Since December 2015 – and the publication of the European Commission’s long awaited Circular Economy Package – much time and resources have been spent on finding out how new regulations could support a smooth transition to a circular economic model.
In Brussels the transition relies on two pillars:
• A revision of the existing waste regulatory framework
• The implementation of an extensive action plan covering all aspect of our economy; from product design to food waste, from consumer information to water reuse.
Interestingly, the initiative has been presented as an economic plan by the European Commission which has repeatedly invited industry to share their views.
For decades, ISOPA members and the entire polyurethane value chain have developed resource-efficient solutions benefiting the environment and a myriad of sectors that are already playing a key role.
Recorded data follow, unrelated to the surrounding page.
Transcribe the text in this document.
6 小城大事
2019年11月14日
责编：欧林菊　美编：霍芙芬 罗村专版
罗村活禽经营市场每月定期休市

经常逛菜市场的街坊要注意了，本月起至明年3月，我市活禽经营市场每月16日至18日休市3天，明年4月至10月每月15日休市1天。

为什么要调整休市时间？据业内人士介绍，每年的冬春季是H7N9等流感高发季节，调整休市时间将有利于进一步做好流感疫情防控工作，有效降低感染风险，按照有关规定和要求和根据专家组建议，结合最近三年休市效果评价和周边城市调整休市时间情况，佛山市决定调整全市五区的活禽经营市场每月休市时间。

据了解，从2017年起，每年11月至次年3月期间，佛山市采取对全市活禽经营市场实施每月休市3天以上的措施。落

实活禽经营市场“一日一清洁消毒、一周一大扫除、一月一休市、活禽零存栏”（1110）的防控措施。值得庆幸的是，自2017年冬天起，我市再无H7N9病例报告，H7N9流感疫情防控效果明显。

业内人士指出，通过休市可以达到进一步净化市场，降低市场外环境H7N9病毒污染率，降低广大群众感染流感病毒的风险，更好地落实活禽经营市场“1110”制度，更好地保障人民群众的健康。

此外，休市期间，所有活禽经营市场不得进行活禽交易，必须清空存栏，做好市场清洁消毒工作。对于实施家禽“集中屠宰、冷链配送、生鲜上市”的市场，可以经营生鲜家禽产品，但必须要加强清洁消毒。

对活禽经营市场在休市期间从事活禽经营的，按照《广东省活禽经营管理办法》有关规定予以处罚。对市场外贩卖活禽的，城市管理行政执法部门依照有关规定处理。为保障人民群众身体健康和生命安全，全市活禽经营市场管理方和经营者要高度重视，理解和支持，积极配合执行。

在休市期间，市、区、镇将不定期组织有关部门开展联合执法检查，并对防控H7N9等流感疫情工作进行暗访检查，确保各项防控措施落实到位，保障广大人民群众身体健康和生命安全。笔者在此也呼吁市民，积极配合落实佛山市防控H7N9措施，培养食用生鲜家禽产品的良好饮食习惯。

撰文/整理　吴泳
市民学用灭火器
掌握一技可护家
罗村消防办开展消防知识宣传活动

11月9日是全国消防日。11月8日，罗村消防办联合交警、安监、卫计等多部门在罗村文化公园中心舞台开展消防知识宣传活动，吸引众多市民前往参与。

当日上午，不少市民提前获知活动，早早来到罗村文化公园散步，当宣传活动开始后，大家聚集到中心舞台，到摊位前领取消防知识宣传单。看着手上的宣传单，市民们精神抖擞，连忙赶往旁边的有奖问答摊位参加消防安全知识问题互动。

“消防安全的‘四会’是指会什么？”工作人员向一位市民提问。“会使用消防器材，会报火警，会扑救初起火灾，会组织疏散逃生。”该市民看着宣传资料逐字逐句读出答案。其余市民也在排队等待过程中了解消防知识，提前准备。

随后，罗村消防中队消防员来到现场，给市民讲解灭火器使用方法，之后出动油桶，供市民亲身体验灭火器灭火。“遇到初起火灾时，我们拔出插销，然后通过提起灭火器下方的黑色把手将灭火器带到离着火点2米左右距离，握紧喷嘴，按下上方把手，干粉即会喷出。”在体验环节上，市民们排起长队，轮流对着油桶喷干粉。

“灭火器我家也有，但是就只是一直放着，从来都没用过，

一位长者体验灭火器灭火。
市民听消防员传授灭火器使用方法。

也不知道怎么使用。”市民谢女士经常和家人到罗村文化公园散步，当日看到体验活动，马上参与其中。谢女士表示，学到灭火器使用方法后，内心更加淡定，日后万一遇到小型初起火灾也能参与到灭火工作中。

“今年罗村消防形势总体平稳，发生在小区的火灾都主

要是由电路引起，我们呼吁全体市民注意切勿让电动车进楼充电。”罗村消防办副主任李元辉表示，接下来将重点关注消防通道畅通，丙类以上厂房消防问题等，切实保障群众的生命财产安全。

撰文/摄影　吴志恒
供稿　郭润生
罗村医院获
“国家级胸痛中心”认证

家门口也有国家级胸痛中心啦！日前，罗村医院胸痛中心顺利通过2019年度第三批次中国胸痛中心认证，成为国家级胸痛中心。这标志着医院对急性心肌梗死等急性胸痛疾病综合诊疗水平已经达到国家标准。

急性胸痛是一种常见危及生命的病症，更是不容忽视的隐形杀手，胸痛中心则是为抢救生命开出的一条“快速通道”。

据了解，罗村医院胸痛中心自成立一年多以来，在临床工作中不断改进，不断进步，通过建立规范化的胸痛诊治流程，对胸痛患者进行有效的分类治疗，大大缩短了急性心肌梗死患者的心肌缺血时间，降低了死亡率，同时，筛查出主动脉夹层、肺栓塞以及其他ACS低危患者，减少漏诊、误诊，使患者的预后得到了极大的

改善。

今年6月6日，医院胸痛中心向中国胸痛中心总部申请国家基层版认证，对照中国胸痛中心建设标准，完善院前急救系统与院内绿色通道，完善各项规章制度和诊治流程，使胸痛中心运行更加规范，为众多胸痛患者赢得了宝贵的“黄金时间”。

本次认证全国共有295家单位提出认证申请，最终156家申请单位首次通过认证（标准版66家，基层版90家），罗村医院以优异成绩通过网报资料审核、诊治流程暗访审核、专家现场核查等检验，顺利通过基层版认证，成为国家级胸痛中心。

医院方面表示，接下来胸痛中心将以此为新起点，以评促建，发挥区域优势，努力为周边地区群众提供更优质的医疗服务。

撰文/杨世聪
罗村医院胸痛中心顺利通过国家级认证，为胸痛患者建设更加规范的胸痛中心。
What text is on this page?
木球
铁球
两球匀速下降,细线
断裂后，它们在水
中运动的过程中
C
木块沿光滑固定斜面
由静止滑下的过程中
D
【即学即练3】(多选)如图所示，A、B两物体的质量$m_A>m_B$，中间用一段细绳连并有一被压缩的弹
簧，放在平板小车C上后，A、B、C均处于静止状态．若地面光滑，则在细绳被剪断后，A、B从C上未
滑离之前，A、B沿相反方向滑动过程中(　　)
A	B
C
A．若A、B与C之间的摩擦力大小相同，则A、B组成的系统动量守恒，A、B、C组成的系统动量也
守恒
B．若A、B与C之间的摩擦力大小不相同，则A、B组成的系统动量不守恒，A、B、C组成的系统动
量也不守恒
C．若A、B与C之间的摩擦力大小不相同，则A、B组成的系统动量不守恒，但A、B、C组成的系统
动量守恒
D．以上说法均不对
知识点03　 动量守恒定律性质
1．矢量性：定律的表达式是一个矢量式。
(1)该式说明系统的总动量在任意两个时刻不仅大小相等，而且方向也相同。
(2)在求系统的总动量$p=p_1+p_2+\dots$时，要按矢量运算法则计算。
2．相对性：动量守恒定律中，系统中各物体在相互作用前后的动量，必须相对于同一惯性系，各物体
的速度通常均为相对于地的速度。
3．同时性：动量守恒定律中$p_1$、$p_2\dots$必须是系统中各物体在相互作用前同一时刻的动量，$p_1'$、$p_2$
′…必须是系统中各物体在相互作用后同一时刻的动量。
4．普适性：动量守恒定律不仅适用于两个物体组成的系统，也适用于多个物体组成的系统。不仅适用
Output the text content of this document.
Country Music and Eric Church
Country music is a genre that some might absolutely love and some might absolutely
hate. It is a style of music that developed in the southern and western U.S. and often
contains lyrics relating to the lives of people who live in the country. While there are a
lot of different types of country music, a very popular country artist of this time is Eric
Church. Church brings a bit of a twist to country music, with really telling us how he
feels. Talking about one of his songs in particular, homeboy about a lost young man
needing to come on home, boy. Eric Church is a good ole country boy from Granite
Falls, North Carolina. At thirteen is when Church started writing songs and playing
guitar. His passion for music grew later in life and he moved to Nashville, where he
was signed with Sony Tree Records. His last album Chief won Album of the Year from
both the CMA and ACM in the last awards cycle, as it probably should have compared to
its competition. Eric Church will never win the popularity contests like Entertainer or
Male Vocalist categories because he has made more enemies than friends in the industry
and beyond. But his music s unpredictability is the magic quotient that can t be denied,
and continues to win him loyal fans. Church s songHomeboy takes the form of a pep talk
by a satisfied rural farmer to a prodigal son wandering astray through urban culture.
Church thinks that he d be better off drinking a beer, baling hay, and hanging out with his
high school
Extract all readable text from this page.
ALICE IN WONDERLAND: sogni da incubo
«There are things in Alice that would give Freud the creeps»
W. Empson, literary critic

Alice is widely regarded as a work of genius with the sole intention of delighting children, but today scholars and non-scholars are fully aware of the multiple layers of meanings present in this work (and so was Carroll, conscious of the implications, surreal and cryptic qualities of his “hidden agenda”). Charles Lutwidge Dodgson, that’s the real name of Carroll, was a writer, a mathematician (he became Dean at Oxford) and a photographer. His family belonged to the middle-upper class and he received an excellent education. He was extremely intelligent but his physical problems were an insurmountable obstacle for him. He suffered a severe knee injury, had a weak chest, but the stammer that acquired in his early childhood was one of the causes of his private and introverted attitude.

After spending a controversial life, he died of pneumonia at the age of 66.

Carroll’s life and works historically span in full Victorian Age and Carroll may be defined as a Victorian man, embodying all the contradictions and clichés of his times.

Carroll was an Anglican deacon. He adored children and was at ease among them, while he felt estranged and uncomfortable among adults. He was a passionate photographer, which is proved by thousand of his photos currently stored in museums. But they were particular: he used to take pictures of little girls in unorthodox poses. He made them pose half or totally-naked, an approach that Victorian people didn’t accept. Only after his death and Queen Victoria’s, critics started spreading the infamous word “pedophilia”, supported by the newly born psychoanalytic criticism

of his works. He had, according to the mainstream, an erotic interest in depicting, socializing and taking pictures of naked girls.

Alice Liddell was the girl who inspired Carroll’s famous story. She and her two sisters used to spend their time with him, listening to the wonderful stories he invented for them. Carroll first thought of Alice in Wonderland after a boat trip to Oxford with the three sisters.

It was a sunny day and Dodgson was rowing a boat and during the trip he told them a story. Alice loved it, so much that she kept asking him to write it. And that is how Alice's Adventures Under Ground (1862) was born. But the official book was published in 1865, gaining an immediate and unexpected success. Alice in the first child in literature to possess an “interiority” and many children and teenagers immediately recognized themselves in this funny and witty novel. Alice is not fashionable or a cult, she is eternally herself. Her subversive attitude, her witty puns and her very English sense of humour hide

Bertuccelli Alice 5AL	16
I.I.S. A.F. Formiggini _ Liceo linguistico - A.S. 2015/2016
Construction, transport or appliances… They are all needed to support Europe’s transition to a circular economy. More innovation will come, as it always does. The question remains, however: Will innovation come from Europe? ISOPA’s views are that a sensible policy framework is part of the solution and should secure Europe’s competitiveness.
We believe five principles should guide European policymakers as they are paving the way towards a new economic model:
Landfilling of plastics is obsolete – Plastic is a too valuable resource to be wasted. It is therefore critical that the European Union foresees a progressive ban of landfilling of plastic so it can properly be treated and remain in the economic loop.
Recycling must be sustainable – Recycling is obviously one of the preferred waste management solutions. It should, however, be noted that in some cases, recycling is technically impossible or unsustainable given environmental, safety and financial costs. It is therefore critical that alternative waste management options are not discriminated against.
Waste to energy is needed – energy recovery is one of these alternative options that regulation should support when recycling of plastics appears to be unsustainable. It also goes without saying that waste-to-energy helps increase Europe’s energy independence.
Feedstock recycling needs to be supported – feedstock recycling constitutes another attractive option for plastics that are difficult to mechanically recycle. Further innovation and funding are therefore needed in order to turn feedstock recycling into an economically viable option and create new opportunities to close the carbon loop.
Extended responsibility schemes for producers must be flexible. As waste management differs from one waste stream to the next, ISOPA encourages policymakers to allow for a modulation of EPR fees based on the real end-of-life costs. Priority of actions should depend on the result of life cycle assessments in order to identify which waste management option is the next for each product category.